Extrait de l'introduction

Le 22 mai 2013, un homme tuait à la machette un autre homme en pleine rue de Londres en criant «Allah Akbar !» Quelques jours plus tard, à 8 h 30 du matin, le philosophe Michel Onfray déclarait tout naturellement dans le studio de Jean-Jacques Bourdin que «deux cent cinquante versets du Coran justifient le djihad» contre les juifs et les chrétiens. Jusqu'alors, entendre les journalistes critiquer le mutisme des musulmans m'agaçait. Pourquoi devrions-nous rendre des comptes sur la manipulation de notre religion ? Toutes ces horreurs n'ont rien à voir avec nous... Mais là, en lisant les commentaires des internautes qui tous remercient Michel Onfray de «dire tout haut ce que tout le monde pense tout bas», j'ai changé d'avis. Il est temps que la majorité silencieuse des musulmans se fasse entendre sur sa manière de comprendre et d'appliquer sa religion. Il est temps aussi que l'on se demande où mettre le curseur entre l'islam et le radicalisme, sans avoir peur d'être musulmanophobe.
Depuis dix ans, j'écoute des hommes et des femmes de référence musulmane se plaindre d'être au mieux mal compris, au pire discriminés. En face, j'écoute des hommes et des femmes de référence chrétienne ou juive, athées, agnostiques ou indifférents, se plaindre d'être «envahis par l'islam». Au milieu, se débattent quantité d'hommes et de femmes qui cherchent à comprendre pourquoi de plus en plus de jeunes mettent autant «leur islam en avant». Dans les quartiers, les entreprises, les collèges, etc., il devient de plus en plus difficile de faire du lien et de désamorcer ces sentiments symétriques de persécution. Leur montée en miroir commence à me faire peur.
De nombreux discours politiques, à l'initiative du Front National, ont instrumentalisé l'islam pour diviser les Français. Ils ont persuadé l'opinion publique, à la grande joie des radicaux musulmans, que l'islam serait une religion particulière, qu'il y aurait «eux» et «nous».
D'un côté, certains discours estiment que l'islam est par essence archaïque, incapable de la moindre évolution face à un Occident par essence moderne qui aurait tout inventé. De l'autre, certains estiment que l'islam a tout inventé, face à un Occident qui aurait juste «copié sur le Coran». Vision du monde bipolaire partagée par deux discours radicaux, anti-islam et pro-islam, qui se nourrissent mutuellement.

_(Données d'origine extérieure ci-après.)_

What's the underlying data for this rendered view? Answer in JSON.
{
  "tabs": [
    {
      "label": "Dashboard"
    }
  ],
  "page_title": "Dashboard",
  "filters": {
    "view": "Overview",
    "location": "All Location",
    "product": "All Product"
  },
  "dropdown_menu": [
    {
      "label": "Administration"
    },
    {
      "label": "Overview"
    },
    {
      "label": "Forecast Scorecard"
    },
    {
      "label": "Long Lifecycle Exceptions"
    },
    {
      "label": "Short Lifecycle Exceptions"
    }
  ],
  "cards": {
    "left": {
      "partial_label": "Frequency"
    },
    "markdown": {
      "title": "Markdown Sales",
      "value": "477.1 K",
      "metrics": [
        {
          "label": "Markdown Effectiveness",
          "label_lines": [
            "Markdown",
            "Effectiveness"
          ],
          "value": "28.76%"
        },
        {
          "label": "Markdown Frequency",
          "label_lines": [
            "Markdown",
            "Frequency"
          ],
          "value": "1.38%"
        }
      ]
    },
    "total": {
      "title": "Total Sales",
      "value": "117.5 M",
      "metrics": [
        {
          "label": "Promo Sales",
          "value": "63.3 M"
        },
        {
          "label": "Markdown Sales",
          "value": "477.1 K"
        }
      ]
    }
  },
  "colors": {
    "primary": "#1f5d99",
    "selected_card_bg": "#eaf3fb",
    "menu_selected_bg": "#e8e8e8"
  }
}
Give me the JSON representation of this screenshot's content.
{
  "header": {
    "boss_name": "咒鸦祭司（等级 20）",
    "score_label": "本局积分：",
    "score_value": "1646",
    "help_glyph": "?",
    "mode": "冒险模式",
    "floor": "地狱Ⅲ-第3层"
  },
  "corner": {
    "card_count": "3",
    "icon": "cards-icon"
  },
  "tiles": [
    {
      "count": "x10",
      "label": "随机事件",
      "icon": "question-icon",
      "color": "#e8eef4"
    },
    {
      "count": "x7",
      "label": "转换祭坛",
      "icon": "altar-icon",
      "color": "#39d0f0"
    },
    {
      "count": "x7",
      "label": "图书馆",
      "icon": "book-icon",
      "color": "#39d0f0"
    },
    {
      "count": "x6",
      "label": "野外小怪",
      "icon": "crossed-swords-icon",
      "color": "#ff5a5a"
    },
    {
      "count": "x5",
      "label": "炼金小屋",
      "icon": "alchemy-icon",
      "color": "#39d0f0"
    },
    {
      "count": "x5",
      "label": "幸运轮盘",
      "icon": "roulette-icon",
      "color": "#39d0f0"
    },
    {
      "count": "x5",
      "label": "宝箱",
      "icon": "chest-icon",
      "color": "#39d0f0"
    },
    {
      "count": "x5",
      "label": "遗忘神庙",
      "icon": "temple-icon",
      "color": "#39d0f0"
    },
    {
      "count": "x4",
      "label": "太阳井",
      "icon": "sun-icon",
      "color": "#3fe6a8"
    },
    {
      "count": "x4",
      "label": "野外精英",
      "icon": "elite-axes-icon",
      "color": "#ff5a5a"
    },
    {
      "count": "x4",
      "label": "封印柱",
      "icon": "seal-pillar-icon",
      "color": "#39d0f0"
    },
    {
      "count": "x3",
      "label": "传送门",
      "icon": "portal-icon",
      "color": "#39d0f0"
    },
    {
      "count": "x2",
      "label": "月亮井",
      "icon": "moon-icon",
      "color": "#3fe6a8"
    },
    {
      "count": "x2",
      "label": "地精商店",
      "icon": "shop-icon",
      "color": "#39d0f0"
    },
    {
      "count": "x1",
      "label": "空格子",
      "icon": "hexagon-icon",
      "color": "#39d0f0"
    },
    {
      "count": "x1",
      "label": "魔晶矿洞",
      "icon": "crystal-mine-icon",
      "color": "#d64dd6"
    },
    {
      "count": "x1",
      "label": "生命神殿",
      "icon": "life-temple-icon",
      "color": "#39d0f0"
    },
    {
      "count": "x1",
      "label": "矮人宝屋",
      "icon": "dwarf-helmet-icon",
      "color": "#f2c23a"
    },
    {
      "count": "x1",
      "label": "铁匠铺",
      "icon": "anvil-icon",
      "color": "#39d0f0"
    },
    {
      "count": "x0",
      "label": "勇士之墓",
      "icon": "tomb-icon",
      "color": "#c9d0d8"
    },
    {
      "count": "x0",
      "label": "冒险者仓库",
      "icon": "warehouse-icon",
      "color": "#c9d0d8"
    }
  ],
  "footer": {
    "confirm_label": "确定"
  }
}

Chacun a besoin de la haine de l'autre pour justifier son existence et ses idées. Les radicaux musulmans se nourrissent des déclarations musulmanophobes pour prouver l'existence d'un complot contre l'islam, ce qui montre à quel point ils détiennent «la Vérité». Plus ils accentuent leur visibilité pour marquer leur supériorité, leur pureté et leur différence vis-à-vis de la «société païenne», plus ils illustrent la théorie du Front National selon laquelle l'islam serait par essence une religion incompatible avec les valeurs républicaines. Plus il y aura de musulmanophobes, plus il y aura de radicaux musulmans - et vice versa. Ils donnent l'illusion de se combattre, mais ils s'alimentent mutuellement.
Pour les démocrates, il s'agit donc de désamorcer cette vision bipolaire qui dresse les uns contre les autres. Je reconnais que la posture des décideurs et des acteurs sociaux n'est pas facile : l'augmentation du nombre de déclarations méprisantes envers l'islam, d'attaques de mosquées, d'agressions physiques de musulmanes voilées mène à taire ou à ne pas voir le radicalisme musulman par peur d'alimenter cette montée quantifiable de la «musulmanophobie», et par là renforcer le Front National, dont c'est le fer de lance. Mais ne pas agir rend complices. Le laxisme envers des comportements radicaux qui frôlent le totalitarisme ne combat pas le Front National mais le nourrit.